Murdoch University

 


The Krishna Somers Foundation presents a lecture on Salman Rushdie.

The lecture will be given by

Professor Vijay Mishra.

As usual excellent wine (and orange juice) will be available.

When:  Wednesday   September 9 2009   4.30 PM

Where: Education and Humanities 3.041

Title:  "Salman Rushdie’s Hobson-Jobson"

Abstract

In 1886 Colonel Henry Yule with some help from the amateur Sanskritist and comparative philologist (but really  a civil servant) A. C. Burnell,  published his vocabulary of Anglo-Indian words.
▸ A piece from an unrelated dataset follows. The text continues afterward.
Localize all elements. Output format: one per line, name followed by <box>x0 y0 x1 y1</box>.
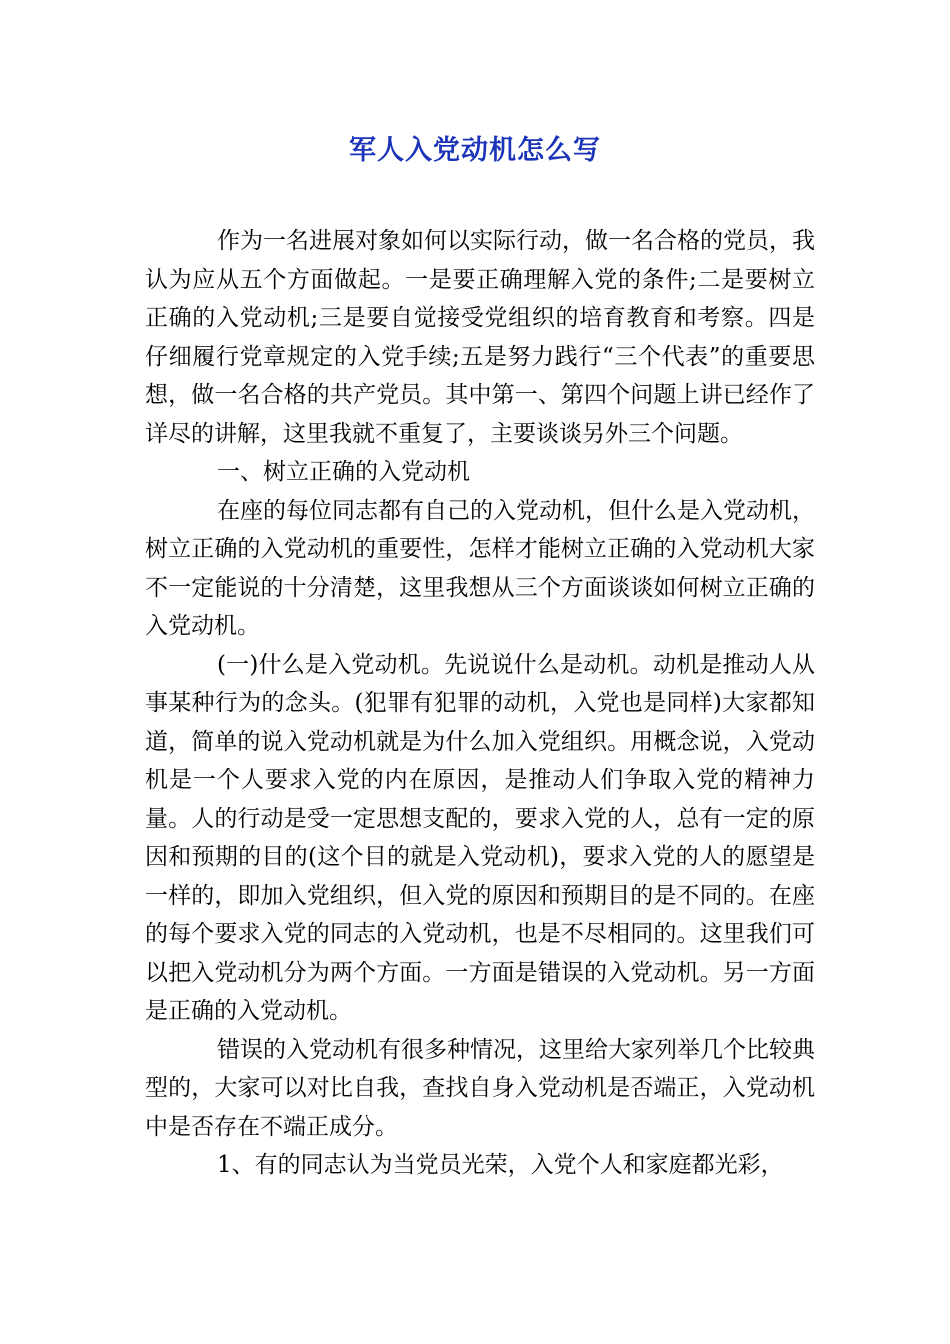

The title given to the dictionary - Hobson-Jobson - by Henry Yule ‘is a typical and delightful example of that class of Anglo-Indian argot which consists of Oriental words highly assimilated, perhaps by vulgar lips, to the English vernacular’ (Yule rpt 1986: ix).  The example, apart from being quaint and delightful, it is suggested,  is  the archetype of the processes by which Indian words, largely from the Hindustani, were absorbed into the English language. 

This paper  critiques  claims  made on Rushdie’s behalf by almost every critic  that Rushdie gives a new voice to India; that he creates a language which captures in a dramatic fashion the semiological complexities of India; that his use of texts ranging from the Qur’ān and Attar’s The Conference of the Birds  to  Vyasa and Somadeva creates an insider’s  world view not available to say a Forster or a Kipling.  The paper attempts  to make a case, beyond grammatical analogy, for  Rushdie’s use of primarily Hindi-Urdu (Hindustani) expressions  as an extension of the Anglo-Indian Hindustani compiled by Yule and Burnell.   In other words,  it is argued that  Rushdie’s own use of non-English expressions takes shape in the shadow of Hobson-Jobson and continues  an erstwhile Anglo-Indian ‘heteroglossic  assimilation.’

The paper ends with a look at  another variety of ‘hobson-jobson’  through an examination of Rushdie’s use of  synchronicity and numerology.

Vijay Mishra is Professor of English Literature at Murdoch University.  His publications include:  Dark Side of the Dream; Australian Literature and the Postcolonial Mind (with Bob Hodge) (1991), The Gothic Sublime (1994), Devotional Poetics and the Indian Sublime (1998),   Bollywood Cinema: Temples of Desire (2002; rpt six  times) and The Literature of the Indian Diaspora: Theorizing the Diasporic Imaginary (2007; rpt twice 2008). He plays the Indian harmonium, is a Beatles fan and reads Sanskrit.